Infuriated, Alex stomped off toward his crew busy setting up across the street. Old man indeed. There was nothing worse than some two-bit actor with a handful of box-office hits who considered himself the second coming of Steve McQueen.
Fuck all actors. And definitely fuck Billy Melina.
Alex had seen them come, and he’d seen them go. At fifty-something he was a veteran producer/writer/director who’d been through the Hollywood wars countless times. He knew all the games, all the shenanigans. He’d seen studio heads ousted at a moment’s notice, and a staggering lack of honesty and loyalty. The only studio head Alex had enjoyed working with was Lucky Santangelo when she’d owned and run Panther Studios. They’d had a connection that was more than business, and although Alex had always gone for Asian women, there was something about Lucky that had immediately drawn him in.

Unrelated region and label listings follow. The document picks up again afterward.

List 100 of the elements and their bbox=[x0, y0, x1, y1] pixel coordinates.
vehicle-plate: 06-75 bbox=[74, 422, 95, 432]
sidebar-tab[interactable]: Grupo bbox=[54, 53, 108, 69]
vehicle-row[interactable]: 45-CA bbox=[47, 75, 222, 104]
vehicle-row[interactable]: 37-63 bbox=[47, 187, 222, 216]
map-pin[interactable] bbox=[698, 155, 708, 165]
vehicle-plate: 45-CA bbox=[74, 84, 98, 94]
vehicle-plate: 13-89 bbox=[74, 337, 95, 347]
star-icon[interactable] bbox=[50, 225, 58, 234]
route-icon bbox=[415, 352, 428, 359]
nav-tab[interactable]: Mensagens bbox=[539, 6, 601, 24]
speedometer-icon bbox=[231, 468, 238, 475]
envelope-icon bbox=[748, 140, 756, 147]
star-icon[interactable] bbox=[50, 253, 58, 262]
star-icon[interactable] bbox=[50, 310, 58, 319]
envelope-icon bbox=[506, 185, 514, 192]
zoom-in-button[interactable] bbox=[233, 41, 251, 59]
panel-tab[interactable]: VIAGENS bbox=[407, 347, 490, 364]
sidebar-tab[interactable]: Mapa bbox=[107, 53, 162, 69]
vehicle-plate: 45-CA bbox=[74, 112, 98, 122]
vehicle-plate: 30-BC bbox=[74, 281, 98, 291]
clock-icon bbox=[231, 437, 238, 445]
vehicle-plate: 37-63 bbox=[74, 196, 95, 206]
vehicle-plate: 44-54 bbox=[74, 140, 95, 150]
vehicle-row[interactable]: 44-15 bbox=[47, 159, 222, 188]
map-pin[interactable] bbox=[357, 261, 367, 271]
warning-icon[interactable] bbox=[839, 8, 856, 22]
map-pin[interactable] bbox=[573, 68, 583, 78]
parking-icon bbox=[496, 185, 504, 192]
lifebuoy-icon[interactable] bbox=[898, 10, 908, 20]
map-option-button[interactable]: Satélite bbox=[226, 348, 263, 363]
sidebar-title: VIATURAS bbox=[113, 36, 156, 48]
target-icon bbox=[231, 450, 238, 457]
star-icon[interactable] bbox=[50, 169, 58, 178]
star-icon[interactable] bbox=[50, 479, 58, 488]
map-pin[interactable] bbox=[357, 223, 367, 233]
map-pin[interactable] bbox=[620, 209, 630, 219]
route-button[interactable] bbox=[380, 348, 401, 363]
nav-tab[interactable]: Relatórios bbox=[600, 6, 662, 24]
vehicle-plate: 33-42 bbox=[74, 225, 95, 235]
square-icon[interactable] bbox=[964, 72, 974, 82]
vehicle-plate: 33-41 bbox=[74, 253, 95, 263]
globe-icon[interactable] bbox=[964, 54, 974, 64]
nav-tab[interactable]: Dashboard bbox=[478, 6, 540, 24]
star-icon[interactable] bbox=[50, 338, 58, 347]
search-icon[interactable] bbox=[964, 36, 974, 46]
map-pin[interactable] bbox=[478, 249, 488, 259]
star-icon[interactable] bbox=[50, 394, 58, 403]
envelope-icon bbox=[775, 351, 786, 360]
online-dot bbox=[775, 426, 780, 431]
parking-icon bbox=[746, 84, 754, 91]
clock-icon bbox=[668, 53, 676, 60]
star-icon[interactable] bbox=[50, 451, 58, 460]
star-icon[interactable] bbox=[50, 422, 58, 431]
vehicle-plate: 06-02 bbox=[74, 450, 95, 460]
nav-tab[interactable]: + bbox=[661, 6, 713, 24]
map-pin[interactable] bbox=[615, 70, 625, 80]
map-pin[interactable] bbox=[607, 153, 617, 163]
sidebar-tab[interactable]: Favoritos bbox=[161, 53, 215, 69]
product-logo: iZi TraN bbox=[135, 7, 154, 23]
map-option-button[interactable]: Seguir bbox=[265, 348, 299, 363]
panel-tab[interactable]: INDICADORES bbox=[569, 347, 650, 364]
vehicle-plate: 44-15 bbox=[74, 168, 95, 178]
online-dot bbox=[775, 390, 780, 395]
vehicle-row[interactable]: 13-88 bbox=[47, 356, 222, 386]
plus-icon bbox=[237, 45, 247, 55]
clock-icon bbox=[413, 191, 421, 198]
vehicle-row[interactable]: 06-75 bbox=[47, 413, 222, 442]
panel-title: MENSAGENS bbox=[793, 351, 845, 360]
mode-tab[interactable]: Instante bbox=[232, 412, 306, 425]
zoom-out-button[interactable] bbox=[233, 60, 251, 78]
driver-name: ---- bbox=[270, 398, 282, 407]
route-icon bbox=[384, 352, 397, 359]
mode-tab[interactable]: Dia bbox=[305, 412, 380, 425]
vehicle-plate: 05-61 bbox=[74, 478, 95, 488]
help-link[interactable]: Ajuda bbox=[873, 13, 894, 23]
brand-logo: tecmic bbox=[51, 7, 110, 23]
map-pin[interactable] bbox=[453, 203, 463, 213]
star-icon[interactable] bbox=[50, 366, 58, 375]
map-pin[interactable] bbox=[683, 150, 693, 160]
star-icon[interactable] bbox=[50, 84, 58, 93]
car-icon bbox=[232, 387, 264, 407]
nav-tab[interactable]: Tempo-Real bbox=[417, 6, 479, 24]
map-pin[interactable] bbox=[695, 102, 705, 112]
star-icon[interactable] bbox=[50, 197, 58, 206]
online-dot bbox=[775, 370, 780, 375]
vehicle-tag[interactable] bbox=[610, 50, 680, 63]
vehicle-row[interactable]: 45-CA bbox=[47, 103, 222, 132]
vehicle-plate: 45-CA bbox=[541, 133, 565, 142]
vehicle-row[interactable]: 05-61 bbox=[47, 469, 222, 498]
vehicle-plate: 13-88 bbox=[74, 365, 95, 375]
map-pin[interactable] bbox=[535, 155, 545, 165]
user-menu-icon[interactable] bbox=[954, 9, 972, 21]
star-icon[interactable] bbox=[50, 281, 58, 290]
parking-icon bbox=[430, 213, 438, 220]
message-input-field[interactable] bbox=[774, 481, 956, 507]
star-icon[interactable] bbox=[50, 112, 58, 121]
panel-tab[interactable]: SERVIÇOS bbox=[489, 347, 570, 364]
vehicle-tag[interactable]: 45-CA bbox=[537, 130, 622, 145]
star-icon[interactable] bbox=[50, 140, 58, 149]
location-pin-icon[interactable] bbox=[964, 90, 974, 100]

Unfortunately, she was married and in love with her husband, although there’d been a moment in time when they had gotten toget
her. One crazy, insane night of love and lust when Lennie was gone, and Lucky had thought he was dead. Christ! The memory of that one night in a cheap motel in the middle of nowheresville was always there. It was a night he would never forget.
Lucky had never mentioned their one night together again. He knew that in her mind it was something she preferred to think had not taken place. But it had, and he would always have strong feelings for her. There was nothing he could do about it.
Since that time they’d remained friends, had even produced a very successful movie together, and now he was a major investor in her Vegas hotel project.